いい歳こいて人前で泣くのはみっともない。確かにそのとおりだ。大の大人がたいしたこともないのに涙を流していたら周りがビックリする。だが、ちょっとしたきっかけで鼻の奥がツンとしてしまう人というのは意外と多いのだ。
このような「非常に敏感な人たち」はその英訳頭文字を取って「Highly Sensitive Person=HSP」と呼ばれる。
いつもティッシュは手放せないという人も
HSPに属する人々は「体験」に対してHSPでない人と比べると強く精神的に反応する。これはポジティブな内容であってもネガティブな内容であってもそれぞれ徹底的に脳が処理しようとすることによって生まれる。そのためHSPの人々は精神的な刺激要因に圧倒されやすいのだ。
HSPの人々は味覚、触覚、嗅覚、聴覚のいずれにおいても鋭い感覚を持っている。また感情に関しては特にそうで、自分の感情だけでなく他人の感情の変化にも敏感に反応する。
だから他人に起こったニュースでもまるで自分の事のように共感してしまうし、涙も流してしまう。HSPのある40代男性は常にティッシュを持ち歩かなければまともに生活できないという。
HSPは病気でも障害でもない
ある研究によるとHSPに属する人の割合は全体の20%程だという。HSPは病気でもなければ障害でもない。生まれつきの「特徴」である。そのため訓練すればある程度自分でコントロール出来るようにはなるが、基本的にはその人の永続的な個性と言える。
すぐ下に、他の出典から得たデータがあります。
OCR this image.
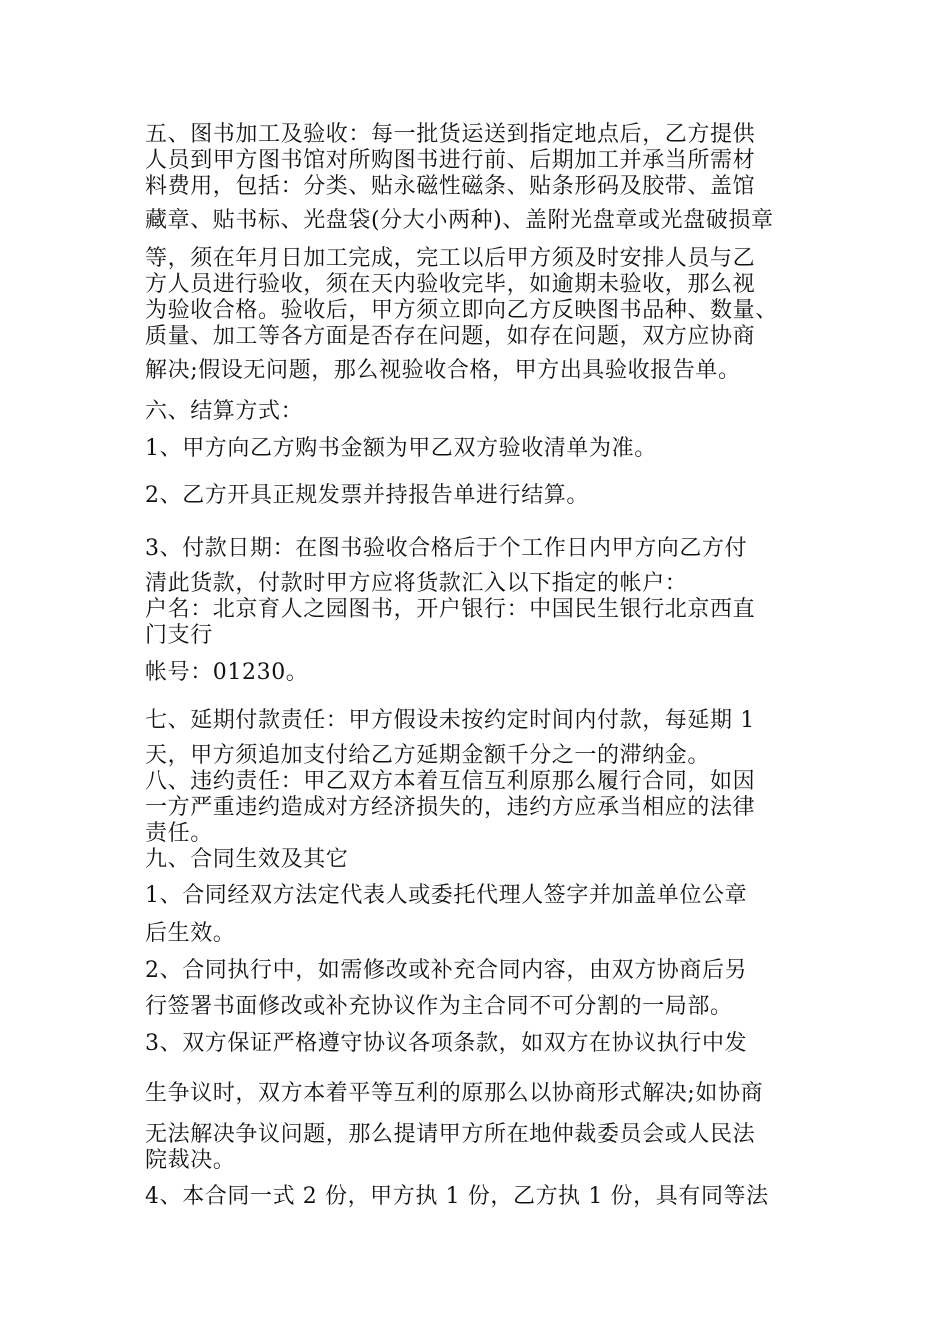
五、图书加工及验收：每一批货运送到指定地点后，乙方提供

人员到甲方图书馆对所购图书进行前、后期加工并承当所需材

料费用，包括：分类、贴永磁性磁条、贴条形码及胶带、盖馆

藏章、贴书标、光盘袋(分大小两种)、盖附光盘章或光盘破损章

等，须在年月日加工完成，完工以后甲方须及时安排人员与乙

方人员进行验收，须在天内验收完毕，如逾期未验收，那么视

为验收合格。验收后，甲方须立即向乙方反映图书品种、数量、

质量、加工等各方面是否存在问题，如存在问题，双方应协商

解决;假设无问题，那么视验收合格，甲方出具验收报告单。

六、结算方式：

1、甲方向乙方购书金额为甲乙双方验收清单为准。

2、乙方开具正规发票并持报告单进行结算。

3、付款日期：在图书验收合格后于个工作日内甲方向乙方付

清此货款，付款时甲方应将货款汇入以下指定的帐户：

户名：北京育人之园图书，开户银行：中国民生银行北京西直

门支行

帐号：01230。

七、延期付款责任：甲方假设未按约定时间内付款，每延期 1

天，甲方须追加支付给乙方延期金额千分之一的滞纳金。

八、违约责任：甲乙双方本着互信互利原那么履行合同，如因

一方严重违约造成对方经济损失的，违约方应承当相应的法律

责任。

九、合同生效及其它

1、合同经双方法定代表人或委托代理人签字并加盖单位公章

后生效。

2、合同执行中，如需修改或补充合同内容，由双方协商后另

行签署书面修改或补充协议作为主合同不可分割的一局部。

3、双方保证严格遵守协议各项条款，如双方在协议执行中发

生争议时，双方本着平等互利的原那么以协商形式解决;如协商

无法解决争议问题，那么提请甲方所在地仲裁委员会或人民法

院裁决。

4、本合同一式 2 份，甲方执 1 份，乙方执 1 份，具有同等法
現在心理学の分野ではこのHSPに対する関心が非常に高まっている。HSPの人々は特定の分野においてそうでない人よりも深い認知処理を行うことが可能との研究結果も報告されているのだ。
涙もろいことは何も恥ずかしいことではない。それにもしあなたが人間関係や人とのコミュニケーションのことで悩んでいるのなら、是非HSP(であると思われる人)に相談してみよう。彼らはきっと親身になって悩みに答えてくれるだろう。